To get as much effect as he could he paused for a second and again looked around the table, noting with some satisfaction the rapt attention on the faces all looking his way. Then he told them what happened by the fountain. “They caught her and executed her on the spot. Just chopped her head off with their swords.” He had said it quietly but he couldn’t have had a greater effect if he had shouted at the top of his voice.
There was more, he told them that the Cashier had just smiled when he asked her why the ‘Ghosts’ didn’t affect the dogs. Here Harry adopted a conspiratorial look and glanced at all the men. “You chaps will all know the sort of smile I mean It’s the sort of smile that when you see it on a woman’s face, you know you’ve just lost an argument.” Encouraged by the understanding nods he received and beginning to enjoy the Welsh accent bit, he pressed on. “Oh! The dogs, they don’t sleep here, she told me sweetly, nor would I, nor my family, that’s why we don’t sleep here, we all sleep in our house in the village!” From the shocked looks around the table Henry knew he held their full attention and began to extract every drop of tension from the moment that he could.
“I can’t describe the uncomfortable feeling that came over me as the import of her words sank in,” he told them quietly and added. “I Just paid the bill and we left.”

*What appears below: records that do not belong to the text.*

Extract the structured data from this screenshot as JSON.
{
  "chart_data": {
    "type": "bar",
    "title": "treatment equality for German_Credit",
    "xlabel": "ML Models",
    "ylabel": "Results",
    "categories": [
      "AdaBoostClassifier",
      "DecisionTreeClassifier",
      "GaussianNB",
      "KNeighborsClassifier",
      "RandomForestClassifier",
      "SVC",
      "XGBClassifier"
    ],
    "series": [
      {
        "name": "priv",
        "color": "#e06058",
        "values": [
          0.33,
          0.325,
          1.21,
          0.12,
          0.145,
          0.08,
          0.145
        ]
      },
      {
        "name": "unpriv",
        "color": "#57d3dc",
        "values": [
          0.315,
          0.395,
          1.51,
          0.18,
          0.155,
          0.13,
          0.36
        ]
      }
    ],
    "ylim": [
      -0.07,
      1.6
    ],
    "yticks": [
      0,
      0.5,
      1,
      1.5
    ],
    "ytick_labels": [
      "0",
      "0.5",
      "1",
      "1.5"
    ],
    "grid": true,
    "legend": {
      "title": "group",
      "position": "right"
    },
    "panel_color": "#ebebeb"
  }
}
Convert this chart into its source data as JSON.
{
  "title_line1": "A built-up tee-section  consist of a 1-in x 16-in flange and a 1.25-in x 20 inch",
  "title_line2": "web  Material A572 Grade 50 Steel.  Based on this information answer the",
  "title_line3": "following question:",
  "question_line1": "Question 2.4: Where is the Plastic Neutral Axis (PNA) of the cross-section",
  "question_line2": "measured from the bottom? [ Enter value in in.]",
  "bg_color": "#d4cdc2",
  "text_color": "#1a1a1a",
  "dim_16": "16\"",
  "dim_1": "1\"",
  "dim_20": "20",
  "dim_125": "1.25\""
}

The cigar Harry had enjoyed so much went cold, as if anticipating the end of the story. He placed it carefully in the ash-tray. “You may think this was the end of the matter, I did, or rather hoped. But it wasn’t.” He put his hand back onto Margaret’s shoulder. “We have discussed this weekend so many times since that we decided recently to re-examine the whole thing. I always kept copious notes in my diary entries about all sorts of events and occasions I had been involved with, so I just needed to remind myself of the dates, places, names etc, find the name of the hotel, find it on the map and go there. Straightforward enough!”
His glance around the silent table assured him that his audience was still wrapped up in his story, He gave a somewhat theatrical shrug of his shoulders and continued. “That’s not how it worked out. To start with I was surprised to find there was no entry in my diary for that weekend, it was just blank! But I couldn’t possibly have forgotten to make an entry and a brief report on an event of that importance, surely? We couldn’t find the hotel, the road leading to it or even the village on the Ordnance Survey map. All we could find at the end of what was clearly a cart track was a sign indicating the position of an ancient monument! OK then I thought I’d ring the travel agents; I did and found they had gone out of business long ago. The trail was dead. I can’t offer any explanation for all this; I still find it difficult to believe myself. So perhaps you would like to ask Margaret if I have accurately reported the story of what has become known in our family as The Lost Weekend.”
As he returned to his seat he exchanged a smile with Margaret. If there were to be any questions he knew he could rely on her to tell the truth.